Here are the foundational pieces that make GX so powerful.
1. Expectations
An Expectation is a declarative rule about your data.
For example:
PYTHON
expect_column_values_to_not_be_null("customer_id")
expect_column_values_to_be_between("age", 18, 60)
expect_column_values_to_match_regex("email", r"[^@]+@[^@]+\.[^@]+")
GX includes over 100 built-in Expectations, covering:
- Schema validation
- Numeric range checks
- Regex patterns
- Uniqueness and null detection
- Custom logic through Python functions
2. Expectation Suites
A collection of related expectations, grouped logically into a suite.
For example:
JSON
{
"expectations": [
{"expect_column_values_to_not_be_null": {"column": "customer_id"}},
{"expect_column_values_to_be_between": {"column": "age", "min_value": 18, "max_value": 60}}
]
}
Suites act as data quality contracts, version-controlled just like code.
3. Checkpoints
A Checkpoint runs an Expectation Suite against a dataset.
You can trigger Checkpoints:
- On a schedule (via Airflow or Dagster)
- On data arrival (via AWS Lambda or S3 events)
- In CI/CD (to validate data during deployment)

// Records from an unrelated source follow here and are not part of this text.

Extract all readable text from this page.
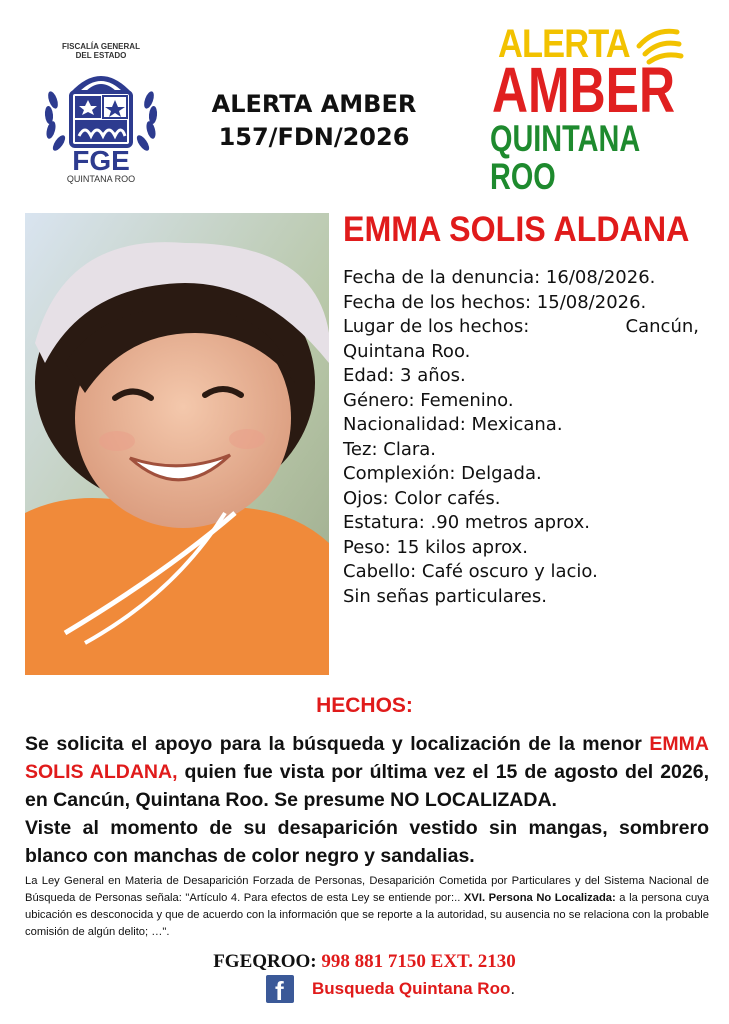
FISCALÍA GENERAL
DEL ESTADO
FGE
QUINTANA ROO
ALERTA AMBER
157/FDN/2026
ALERTA
AMBER
QUINTANA ROO
EMMA SOLIS ALDANA
Fecha de la denuncia: 16/08/2026.
Fecha de los hechos: 15/08/2026.
Lugar de los hechos:	Cancún,
Quintana Roo.
Edad: 3 años.
Género: Femenino.
Nacionalidad: Mexicana.
Tez: Clara.
Complexión: Delgada.
Ojos: Color cafés.
Estatura: .90 metros aprox.
Peso: 15 kilos aprox.
Cabello: Café oscuro y lacio.
Sin señas particulares.
HECHOS:
Se solicita el apoyo para la búsqueda y localización de la menor EMMA SOLIS ALDANA, quien fue vista por última vez el 15 de agosto del 2026, en Cancún, Quintana Roo. Se presume NO LOCALIZADA.
Viste al momento de su desaparición vestido sin mangas, sombrero blanco con manchas de color negro y sandalias.
La Ley General en Materia de Desaparición Forzada de Personas, Desaparición Cometida por Particulares y del Sistema Nacional de Búsqueda de Personas señala: "Artículo 4. Para efectos de esta Ley se entiende por:.. XVI. Persona No Localizada: a la persona cuya ubicación es desconocida y que de acuerdo con la información que se reporte a la autoridad, su ausencia no se relaciona con la probable comisión de algún delito; …".
FGEQROO: 998 881 7150 EXT. 2130
f Busqueda Quintana Roo .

Example checkpoint configuration:
YAML
name: customer_data_checkpoint
expectation_suite_name: customer_suite
validations:
- batch_request:
datasource_name: customer_db
data_asset_name: customers
4. Data Docs
Data Docs are auto-generated HTML reports that visualize your validation results beautifully.
They include:
- Which expectations passed or failed
- Validation timestamps
- Links to datasets and checkpoints
You can host Data Docs internally or share them across teams — perfect for collaboration between data engineers, analysts, and business users.